Before the Reading:
I think school curricula are developed through a series of steps that are conducted to create a curriculum that suits the needs of the school and society. I imagine a group of higher individuals in the education profession meeting in a conference room discussing what is and is not important to include in the curriculum. I also believe that the teachers have some say into what is important and not. Through teacher conferences, surveys, and meetings teachers are able to confess their concerns, wants and needs to the board that will then be taken into consideration when it comes to forming the curriculum. I think the curriculum is formed by people in the dominant group at the specific geopolitical location and that they take specific consideration towards the desirable class (for example middle-class individuals). I think the demographics of society highly impact what is being seen as important to be taught as well as what perspective the information is coming from. Another important point I believe about curriculum is that it takes in little consideration of what students want out of their learning. Overall, I believe the development of the curriculum takes in many different factors before reaching the final product, these factors may benefit one specific group and disadvantage other groups.
After the Reading:
After reading the article Curriculum Policy and The Politics of What Should be Learned in Schools, written by Ben Levin I was able to gain a deeper understanding of how the curriculum was and is truly formed. This reading looked at how politics heavily impact the creation of the curriculum and the steps that are taken to form a new curriculum. To begin, my before thought of how the curriculum was created was not too far off what the reading stated. However, there were some key points that the reading reflected upon that I did not take into consideration before.
One of the biggest issues that was brought to my attention by Levin is, out of all the people to accommodate and the different values and beliefs these individual people hold, how does the education policymakers decide which individuals voices are heard and which ones are not. In my before the reading statement, I stated that the individuals of the dominant culture are often the ones who are heard, however, is this still true? The article stated the importance of bringing society in to play a role in the formation of curriculum, however, not all societal groups wishes are heard. Levin states that the people who often are the most financed, and their wishes and beliefs are understood more deeply are often the ones who impact the curriculum. For example; larger businesses have a say in the curriculum and what classes students should learn that will benefit their company in the long run. Another issue that was brought to my attention that I did not consider beforehand was the issue between subject experts and teachers. At first, I was unsure of what this even meant, however, after continuing reading a realized how this could be very problematic in the school. This issue looks at when subject experts such as professors are constructing the curriculum, their objectives are often to complex for teachers to successfully teach and for students to successfully learn. Teachers are more concerned about having a curriculum that embraces all students diverse learning needs and give their students opportunities to learn at their fullest potentials.

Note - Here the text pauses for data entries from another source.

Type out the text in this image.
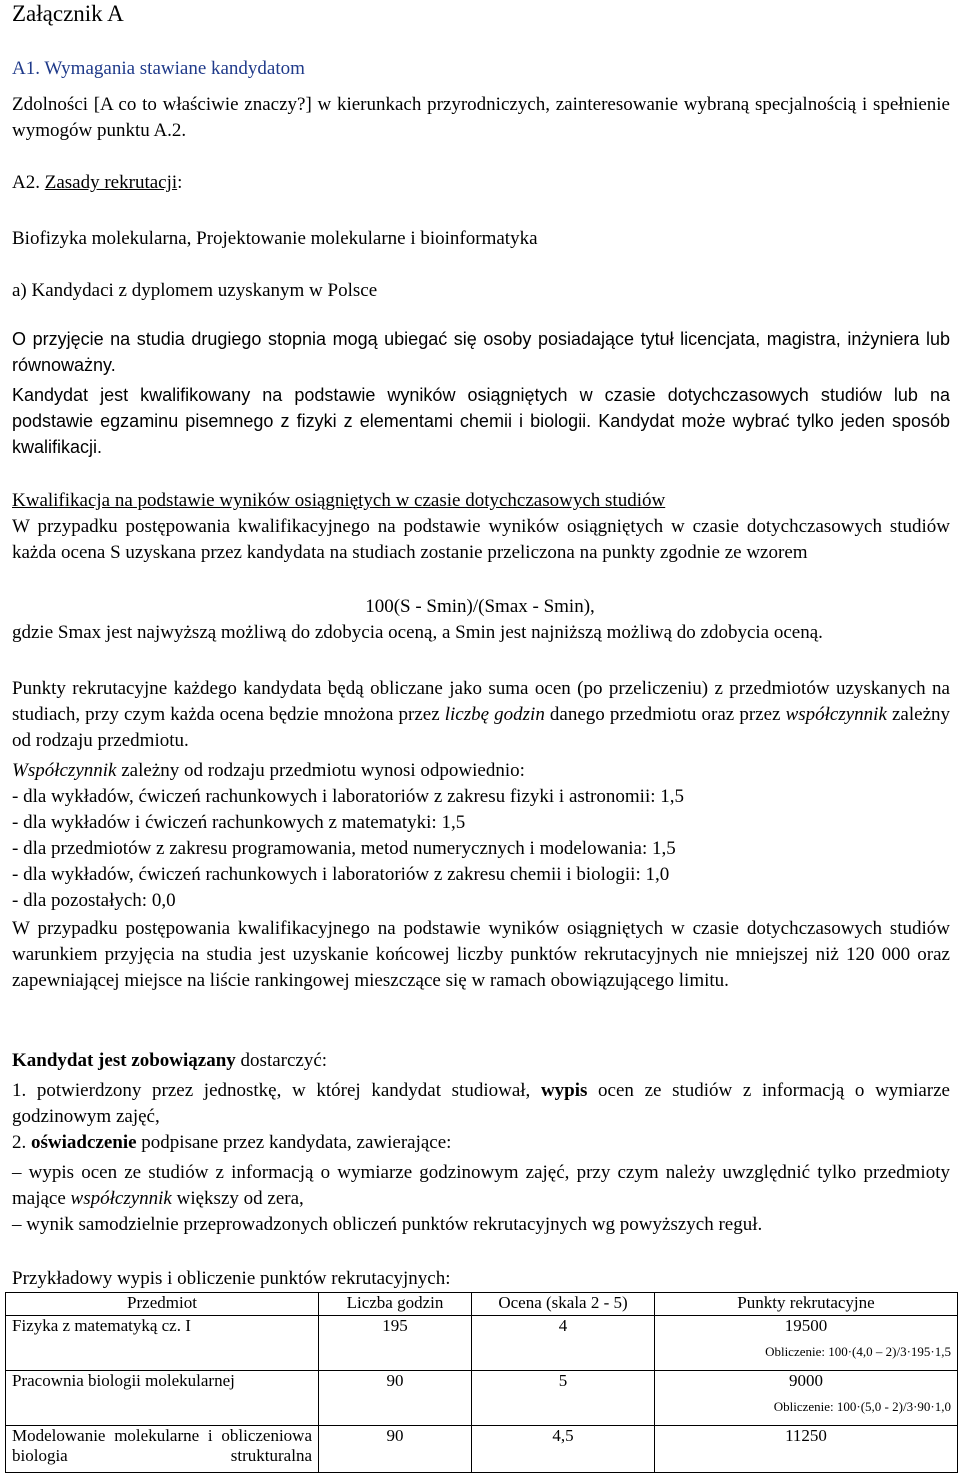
Załącznik A
A1. Wymagania stawiane kandydatom
Zdolności [A co to właściwie znaczy?] w kierunkach przyrodniczych, zainteresowanie wybraną specjalnością i spełnienie wymogów punktu A.2.
A2. Zasady rekrutacji:
Biofizyka molekularna, Projektowanie molekularne i bioinformatyka
a) Kandydaci z dyplomem uzyskanym w Polsce
O przyjęcie na studia drugiego stopnia mogą ubiegać się osoby posiadające tytuł licencjata, magistra, inżyniera lub równoważny.
Kandydat jest kwalifikowany na podstawie wyników osiągniętych w czasie dotychczasowych studiów lub na podstawie egzaminu pisemnego z fizyki z elementami chemii i biologii. Kandydat może wybrać tylko jeden sposób kwalifikacji.
Kwalifikacja na podstawie wyników osiągniętych w czasie dotychczasowych studiów
W przypadku postępowania kwalifikacyjnego na podstawie wyników osiągniętych w czasie dotychczasowych studiów każda ocena S uzyskana przez kandydata na studiach zostanie przeliczona na punkty zgodnie ze wzorem
100(S - Smin)/(Smax - Smin),
gdzie Smax jest najwyższą możliwą do zdobycia oceną, a Smin jest najniższą możliwą do zdobycia oceną.
Punkty rekrutacyjne każdego kandydata będą obliczane jako suma ocen (po przeliczeniu) z przedmiotów uzyskanych na studiach, przy czym każda ocena będzie mnożona przez liczbę godzin danego przedmiotu oraz przez współczynnik zależny od rodzaju przedmiotu.
Współczynnik zależny od rodzaju przedmiotu wynosi odpowiednio:
- dla wykładów, ćwiczeń rachunkowych i laboratoriów z zakresu fizyki i astronomii: 1,5
- dla wykładów i ćwiczeń rachunkowych z matematyki: 1,5
- dla przedmiotów z zakresu programowania, metod numerycznych i modelowania: 1,5
- dla wykładów, ćwiczeń rachunkowych i laboratoriów z zakresu chemii i biologii: 1,0
- dla pozostałych: 0,0
W przypadku postępowania kwalifikacyjnego na podstawie wyników osiągniętych w czasie dotychczasowych studiów warunkiem przyjęcia na studia jest uzyskanie końcowej liczby punktów rekrutacyjnych nie mniejszej niż 120 000 oraz zapewniającej miejsce na liście rankingowej mieszczące się w ramach obowiązującego limitu.
Kandydat jest zobowiązany dostarczyć:
1. potwierdzony przez jednostkę, w której kandydat studiował, wypis ocen ze studiów z informacją o wymiarze godzinowym zajęć,
2. oświadczenie podpisane przez kandydata, zawierające:
– wypis ocen ze studiów z informacją o wymiarze godzinowym zajęć, przy czym należy uwzględnić tylko przedmioty mające współczynnik większy od zera,
– wynik samodzielnie przeprowadzonych obliczeń punktów rekrutacyjnych wg powyższych reguł.
Przykładowy wypis i obliczenie punktów rekrutacyjnych:
Przedmiot	Liczba godzin	Ocena (skala 2 - 5)	Punkty rekrutacyjne
Fizyka z matematyką cz. I	195	4	19500
Obliczenie: 100·(4,0 – 2)/3·195·1,5

Pracownia biologii molekularnej	90	5	9000
Obliczenie: 100·(5,0 - 2)/3·90·1,0

Modelowanie molekularne i obliczeniowa biologia strukturalna	90	4,5	11250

Who is involved in the process?
As mentioned above, before I did the reading I did not think many people of the community were involved in the development of the curriculum. I even thought teachers had little say in the formation and it was mostly up to the people higher up in the education field to develop and decide the important information that should be taught in the classroom. However, according to Levin, “education governance typically involves some combination of national, local, and school participation.” With that, people of the society, school, and government have a say in the development of the curriculum. Groups that contributed and had little say in the curriculum development would be parents, non-educators, students, and minority groups. The individuals who were apart of the reference committee were often teachers and other individuals apart of the federation. I am not so sure that this is always how it has been, and I am interested to see if all of these individuals are truly part of the decision- making process. Levin also states that the final say in curriculum and education policies come down to both the national and subnational governments. After going through grade school following the curriculum as well as taking this class and learning about many issues that arise in the school system because of the curriculum, I was somewhat shocked at how many individuals were able to give input to the formation of the curriculum. However, I was not shocked that some businesses and beliefs had a larger impact on the formation than others. This article was released in 2007, and Levin stated it takes many years to form a new curriculum, so maybe we will begin seeing more diversity through the pages as we explore the newly made curriculums in the week’s to come!
What is the process?
The process is conducted by jurisdictions that layout important guidelines that one must follow when revising the curriculum. The individuals who often revise the curriculum are teachers and subject experts, and the revising is often lead by a certain government official. It is important to state that the traditional views of the curriculum did not have many connections towards actual teaching in the classroom, just on the content. Levin’s perspective now looks at both the content and teaching methods by bringing experts of the subject as well as teachers together to collaborate to make a curriculum that benefits all who are involved. Curriculum reviews are now seeing more parents, students, and non-educators portraying their needs and wants. A rigorous process that can take many years to form is now developed through more voices than ever before. Again, one main concern I have with this is it actually happening, are people actually being heard and are changes being made? Because from the information we have gained thus far in the class I do not see nor hear many voices being portrayed through the curriculum.
Overall, there are so many considerations that must be made when it comes to developing the curriculum. Considerations such as ideology, personal values, issues in the public domain, and interests as Levin stated throughout his article. I found this article very interesting and what I thought I knew about how the curriculum was formed may be more about how the curriculum used to be formed. I really enjoyed how this article tied in the importance of understanding all that the government and policymakers have to do. I think we sometimes forget how much they must accomplish and overall, they are trying to make decisions that will hopefully benefit many individuals in society.